Ambergris Caye Diving
Dive Center is on the Dock Outside Our Hotel
Planning to do some Scuba Diving while staying on Ambergris Caye? It doesn’t get any easier than when you stay at Mayan Princess Hotel! The Amigos del Mar Dive Center is located on the dock, right in front of the hotel. Most of the dive spots are just a 10-minute boat ride away.
You can take your surface interval back at the dive shop and the staff will take care of your equipment between dives.
Belize Barrier Reef
Beyond convenience, the Belize Barrier Reef is one of the most spectacular reefs in the world. It is the largest reef in the Western Hemisphere and the third largest in the world.
Being at Ambergris Caye, you are steps away from the Belize Barrier Reef. From your sea side suite, you’ll be able to dream about the reef at night and explore this majestic underwater world during the day.
Belize Sea Life
There are over 500 species of fish found in the Caribbean coral reefs alone, and many of them are endangered. The Angelfish, Damselfish, Needlefish, Wrasses, Gobies, Groupers, Parrotfish, Bar Jack, Balloonfish, Cayman Seahorse, Cubera Snapper, Great Barracuda, Red Lionfish, and Silversides are just a few of the notable fish that make their home in the Caribbean Sea.
Popular sighting include sea turtles, eagle rays, stingrays, nurse sharks, jew fish, moray eels, dolphins, and humpback whales. The manta ray and spotted eagle ray are fairly common, and divers can reasonably expect to see many of these magnificent creatures. Hammerhead sharks, Caribbean reef sharks and even the oceanic white tip sharks are seen occasionally, but these lucky sightings are rare.
- The Blue Hole, Lighthouse Reef Atoll — The Blue Hole at 1,000 feet in diameter is the largest in the world, descending down 440 feet into blackness. Stalactites can be seen hanging from the indented caverns along the wall.
- Half Moon Caye Wall, Lighthouse Reef Atoll — Totally different then the nearby Blue Hole. The reef and wall configuration is dressed with corals and sponges of every color. Sand chutes expose colonies of garden eels that seem to move in slow motion. There is a good blend of small tropical fish and some larger pelagics such as eagle rays, sea turtles, and groupers
- Aquarium — A sheer drop-off begins around 30’, with an abundance of fish life at the top. About 40’-60’ deep along the wall are large baffel sponges, giant deep water sea fans, and the richest collection of deep water gorgonians found anywhere in the world. Groupings of spotted truck fish are often seen on top of the wall, and the very corner of this reef is a very good place to see reef sharks, big black groupers, swirling schools of horse eyed jacks and hawksbill or green sea turtles.

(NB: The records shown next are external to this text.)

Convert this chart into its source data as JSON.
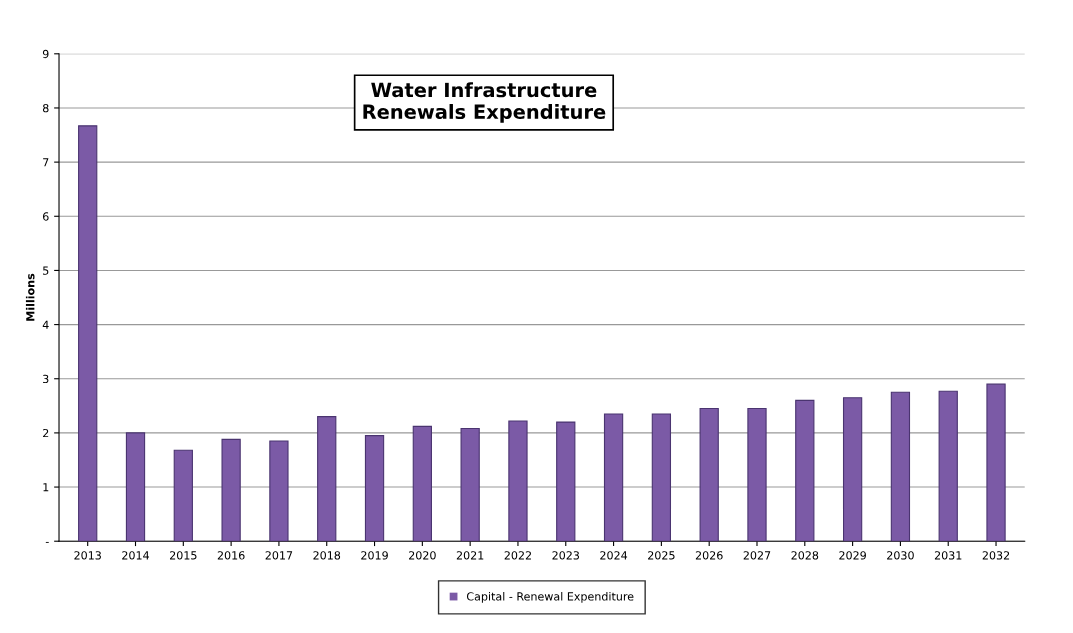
{
  "chart_data": {
    "type": "bar",
    "title": "Water Infrastructure\nRenewals Expenditure",
    "ylabel": "Millions",
    "categories": [
      "2013",
      "2014",
      "2015",
      "2016",
      "2017",
      "2018",
      "2019",
      "2020",
      "2021",
      "2022",
      "2023",
      "2024",
      "2025",
      "2026",
      "2027",
      "2028",
      "2029",
      "2030",
      "2031",
      "2032"
    ],
    "series": [
      {
        "name": "Capital - Renewal Expenditure",
        "color": "#7b5aa6",
        "values": [
          7.67,
          2.0,
          1.68,
          1.88,
          1.85,
          2.3,
          1.95,
          2.12,
          2.08,
          2.22,
          2.2,
          2.35,
          2.35,
          2.45,
          2.45,
          2.6,
          2.65,
          2.75,
          2.77,
          2.9
        ]
      }
    ],
    "ylim": [
      0,
      9
    ],
    "yticks": [
      {
        "value": 0,
        "label": "-"
      },
      1,
      2,
      3,
      4,
      5,
      6,
      7,
      8,
      9
    ],
    "grid": "y",
    "legend": "bottom"
  }
}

- Angel Fish Wall — The many friendly grey angel fish give this site its name. The top of the wall teems with small fish. Eagle rays and an occasional shark cruise the wall.
- Black Beauty — Known for sightings of turtles and eagle rays, this area features long mounds of coral with sandy bottom channels. A vertical wall begins around 50 feet.
- Cathedral — Colorful formations resembling cathedral steeples with sandy cuts signify this site. This site is home to many black groupers and jacks, as well as three species of angel fish, scorpion fish, several varieties of eels and silver sides. Spanish dancers are sometimes sighted on the night dives.
- Elbow — This advanced dive boasts one of the best opportunities to see large pelagics such as eagle rays and reef and hammerhead sharks. Strong currents are often present.
- Elk Horn Forest — Located on the east side of Long Caye, the shallows grow large mounds of lettuce leaf coral that projects towards the depths. In the shallows are elk horn corals inhabited by numerous species of juvenile fish.
- Long Caye Wall — Named for a protruding ridge of reefs and numerous swim throughs with grooves which cut the wall running directly to the open sea. Interesting soft corals and sponges are abundant and many eels are found here, as well.
- Painted Wall –-There are many clusters of small painted tunicates, within the depths of 40 – 70’. These walls have shallows inhabited by species of parrot fish, black durgeon and queen trigger fish. The sheer walls begin around 25’ and are overhung in many places with black coral trees and rope sponges covered with light bulb tunicates.
- QueBrada — Named for a cut in the reef (the wall and shallows), this is an extremely sheer and active stretch of wall. Because it projects out into the current, the extra flow of plankton around it supports an incredibly rich diversity of marine animals. Green moray eels, spotted drum, lobster, crabs, and tarpon on the night dives.